„Wyklęte Życiorysy” - J. Drużyńska, S. M. Jankowski - recenzja


Po kampanii polskiej wielu polskich żołnierzy przedostało się do Francji, gdzie weszli w skład tworzących się tam Polskich Sił Zbrojnych na Zachodzie. Tym, którym się to nie udało w większości dostali się do niemieckiej czy sowieckiej niewoli lub działali w konspiracji. Oprócz żołnierzy o swoją Ojczyznę „boje” toczyli również politycy, których orężem nie był karabin lecz dyplomacja.  Niżej opisana książka traktuje o ludziach z każdej wyżej wymienionej grupy.

Autorami publikacji Wyklęte Życiorysy są Jolanta Drużyńska oraz Stanisław Maria Jankowski. Pani Drużyńska jest dziennikarką, autorką reportaży i licznych artykułów. Natomiast Pan Jankowski, absolwent Uniwersytetu Jagiellońskiego, jest autorem dwudziestu książek na temat Zbrodni Katyńskiej. Autorzy współpracowali już przy pisaniu książki Kolacja z konfidentem. Piwnica pod Baranami w dokumentach SB oraz scenariuszy do filmów dokumentalnych1.

Książka zawiera opisy sześciu różnych osób, które przez swoją działalność, postawę oraz reprezentowaną opcją polityczną były represjonowane lub nie mówiło się o nich w czasach powojennych. Część z bohaterów publikacji nie przeżyła wojny, z tego też względu represje dotykały ich rodzin.

Pierwszy rozdział, Trzynasta łyżeczka kapitana Dąbrowskiego,traktuje o zastępcy dowódcy Wojskowej Składnicy Tranzytowej Westerplatte. Tematyka nie dotyczy jedynie działań wojennych. Obejmuje okres całego życia, począwszy od lat młodzieńczych, przez służbę wojskową, aż do pracy cywilnej i śmierci. Oprócz głównego bohatera opisano także jego rodziców.

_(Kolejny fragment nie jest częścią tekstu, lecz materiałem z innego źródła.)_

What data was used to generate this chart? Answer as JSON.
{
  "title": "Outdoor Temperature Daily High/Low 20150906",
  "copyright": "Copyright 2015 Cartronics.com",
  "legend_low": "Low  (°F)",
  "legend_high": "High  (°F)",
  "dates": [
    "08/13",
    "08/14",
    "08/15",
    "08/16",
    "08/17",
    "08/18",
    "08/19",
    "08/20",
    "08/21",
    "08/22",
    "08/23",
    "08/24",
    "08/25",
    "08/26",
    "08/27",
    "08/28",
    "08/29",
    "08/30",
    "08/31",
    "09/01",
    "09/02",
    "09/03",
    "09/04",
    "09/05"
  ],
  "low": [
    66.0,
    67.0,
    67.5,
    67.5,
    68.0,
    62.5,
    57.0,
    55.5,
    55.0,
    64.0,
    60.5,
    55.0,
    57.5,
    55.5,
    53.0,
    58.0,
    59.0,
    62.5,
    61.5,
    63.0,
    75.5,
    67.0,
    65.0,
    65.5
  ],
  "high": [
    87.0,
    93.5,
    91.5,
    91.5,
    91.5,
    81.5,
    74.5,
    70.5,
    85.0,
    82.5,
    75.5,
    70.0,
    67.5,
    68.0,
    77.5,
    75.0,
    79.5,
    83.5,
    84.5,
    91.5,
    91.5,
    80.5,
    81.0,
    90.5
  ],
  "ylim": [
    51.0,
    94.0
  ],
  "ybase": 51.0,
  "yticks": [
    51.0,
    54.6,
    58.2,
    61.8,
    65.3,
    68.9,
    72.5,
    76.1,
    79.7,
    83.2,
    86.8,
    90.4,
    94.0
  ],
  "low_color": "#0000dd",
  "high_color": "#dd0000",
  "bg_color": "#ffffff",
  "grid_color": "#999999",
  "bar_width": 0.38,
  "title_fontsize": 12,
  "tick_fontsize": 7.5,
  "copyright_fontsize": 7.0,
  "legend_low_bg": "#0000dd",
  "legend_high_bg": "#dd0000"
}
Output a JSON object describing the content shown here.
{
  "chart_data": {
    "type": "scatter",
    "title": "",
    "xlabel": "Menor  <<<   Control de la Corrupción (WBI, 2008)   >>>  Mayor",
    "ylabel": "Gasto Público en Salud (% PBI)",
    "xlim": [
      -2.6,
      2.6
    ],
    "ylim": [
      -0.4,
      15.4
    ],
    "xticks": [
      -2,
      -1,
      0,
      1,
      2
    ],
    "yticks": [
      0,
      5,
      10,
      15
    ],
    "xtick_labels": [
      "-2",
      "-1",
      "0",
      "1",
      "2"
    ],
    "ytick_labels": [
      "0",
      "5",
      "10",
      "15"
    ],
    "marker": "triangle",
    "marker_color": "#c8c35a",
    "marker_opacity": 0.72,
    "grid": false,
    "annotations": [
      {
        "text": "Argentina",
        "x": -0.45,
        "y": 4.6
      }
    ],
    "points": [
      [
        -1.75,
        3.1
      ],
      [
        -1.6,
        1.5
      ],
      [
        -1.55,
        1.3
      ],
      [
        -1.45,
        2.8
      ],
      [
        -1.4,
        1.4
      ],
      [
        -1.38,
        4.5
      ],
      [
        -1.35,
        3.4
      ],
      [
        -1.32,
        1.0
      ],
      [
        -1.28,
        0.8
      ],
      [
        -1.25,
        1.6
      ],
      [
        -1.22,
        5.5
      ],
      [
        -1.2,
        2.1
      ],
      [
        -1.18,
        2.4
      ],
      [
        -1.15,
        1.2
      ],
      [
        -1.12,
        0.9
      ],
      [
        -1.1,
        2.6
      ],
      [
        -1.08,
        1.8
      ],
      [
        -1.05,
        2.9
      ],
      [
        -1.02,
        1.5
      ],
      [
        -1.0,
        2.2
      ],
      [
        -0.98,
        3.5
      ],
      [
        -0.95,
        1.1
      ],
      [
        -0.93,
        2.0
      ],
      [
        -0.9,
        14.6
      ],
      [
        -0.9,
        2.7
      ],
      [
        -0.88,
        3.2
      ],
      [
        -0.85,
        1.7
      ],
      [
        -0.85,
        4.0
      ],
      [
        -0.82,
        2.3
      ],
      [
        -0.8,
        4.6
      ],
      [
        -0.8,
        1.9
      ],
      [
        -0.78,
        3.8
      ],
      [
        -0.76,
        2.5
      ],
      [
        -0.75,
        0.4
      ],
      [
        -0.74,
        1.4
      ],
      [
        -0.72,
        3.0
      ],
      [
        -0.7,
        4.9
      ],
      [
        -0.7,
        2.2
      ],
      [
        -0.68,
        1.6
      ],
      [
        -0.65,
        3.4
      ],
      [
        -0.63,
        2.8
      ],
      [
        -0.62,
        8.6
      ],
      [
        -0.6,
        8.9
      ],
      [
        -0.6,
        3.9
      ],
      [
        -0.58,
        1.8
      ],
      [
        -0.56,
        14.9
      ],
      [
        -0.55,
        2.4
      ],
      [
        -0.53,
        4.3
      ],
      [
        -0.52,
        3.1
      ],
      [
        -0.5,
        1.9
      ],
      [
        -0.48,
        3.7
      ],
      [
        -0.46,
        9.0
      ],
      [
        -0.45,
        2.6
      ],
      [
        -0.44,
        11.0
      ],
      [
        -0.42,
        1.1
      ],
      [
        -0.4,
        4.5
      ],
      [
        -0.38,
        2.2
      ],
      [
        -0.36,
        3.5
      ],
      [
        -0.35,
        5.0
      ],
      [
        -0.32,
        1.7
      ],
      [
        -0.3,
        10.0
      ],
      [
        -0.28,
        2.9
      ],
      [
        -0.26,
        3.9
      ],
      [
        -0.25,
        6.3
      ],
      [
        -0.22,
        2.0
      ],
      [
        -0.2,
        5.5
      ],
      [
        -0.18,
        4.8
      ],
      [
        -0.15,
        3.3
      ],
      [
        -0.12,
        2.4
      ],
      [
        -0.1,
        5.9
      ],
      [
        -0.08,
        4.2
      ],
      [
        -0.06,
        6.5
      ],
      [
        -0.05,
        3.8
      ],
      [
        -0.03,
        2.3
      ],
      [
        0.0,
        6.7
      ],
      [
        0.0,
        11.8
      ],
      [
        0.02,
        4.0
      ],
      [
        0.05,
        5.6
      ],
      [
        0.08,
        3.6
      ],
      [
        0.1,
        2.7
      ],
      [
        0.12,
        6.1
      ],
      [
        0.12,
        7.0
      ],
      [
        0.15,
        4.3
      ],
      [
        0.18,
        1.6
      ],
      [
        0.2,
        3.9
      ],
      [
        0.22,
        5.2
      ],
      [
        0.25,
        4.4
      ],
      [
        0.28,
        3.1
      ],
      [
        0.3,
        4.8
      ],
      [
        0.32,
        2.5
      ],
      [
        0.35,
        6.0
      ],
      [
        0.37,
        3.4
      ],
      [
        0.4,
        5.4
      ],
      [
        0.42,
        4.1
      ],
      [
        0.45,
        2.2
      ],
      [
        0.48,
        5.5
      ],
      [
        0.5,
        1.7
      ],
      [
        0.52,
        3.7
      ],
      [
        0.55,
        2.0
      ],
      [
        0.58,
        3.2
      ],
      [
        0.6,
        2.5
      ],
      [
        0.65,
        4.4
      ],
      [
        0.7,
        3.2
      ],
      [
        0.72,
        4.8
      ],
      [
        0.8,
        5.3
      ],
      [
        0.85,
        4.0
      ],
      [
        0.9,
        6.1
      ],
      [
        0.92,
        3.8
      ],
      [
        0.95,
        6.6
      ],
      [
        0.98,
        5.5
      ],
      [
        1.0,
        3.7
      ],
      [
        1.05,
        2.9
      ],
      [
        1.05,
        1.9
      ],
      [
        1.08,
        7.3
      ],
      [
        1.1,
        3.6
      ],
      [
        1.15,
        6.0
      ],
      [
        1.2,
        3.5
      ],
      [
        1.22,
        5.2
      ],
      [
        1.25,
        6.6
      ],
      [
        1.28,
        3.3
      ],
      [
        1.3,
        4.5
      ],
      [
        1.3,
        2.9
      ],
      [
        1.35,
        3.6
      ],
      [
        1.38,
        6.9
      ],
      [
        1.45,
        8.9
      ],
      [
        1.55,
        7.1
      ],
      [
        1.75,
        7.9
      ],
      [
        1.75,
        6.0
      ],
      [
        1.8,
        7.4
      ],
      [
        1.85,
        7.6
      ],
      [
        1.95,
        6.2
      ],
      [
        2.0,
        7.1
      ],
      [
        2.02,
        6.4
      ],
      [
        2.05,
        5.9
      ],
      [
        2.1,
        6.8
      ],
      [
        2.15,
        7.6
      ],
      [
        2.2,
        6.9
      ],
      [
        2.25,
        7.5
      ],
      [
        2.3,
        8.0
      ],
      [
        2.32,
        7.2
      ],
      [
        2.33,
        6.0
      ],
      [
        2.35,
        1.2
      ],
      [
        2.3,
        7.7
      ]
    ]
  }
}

W kolejnej części: Fibrowa walizka doktora Grunera, przedstawiono postać Juliana Grunera. Brał udział w wojnie polsko-rosyjskiej jako kawalerzysta. Do rezerwy przeniesiono go w stopniu podporucznika. W okresie międzywojennym, jako student wygrywał międzynarodowe zawody lekkoatletyczne w dyscyplinie rzutu oszczepem. Po studiach pracował jako lekarz, między innymi w Kaliszu. Po zmobilizowaniu w 1939 roku porucznik Gruner (awans w 1934 roku) trafił do sowieckiej niewoli. Pod koniec września umieszczony został w Starobielsku. Został zamordowany w Lesie Katyńskim.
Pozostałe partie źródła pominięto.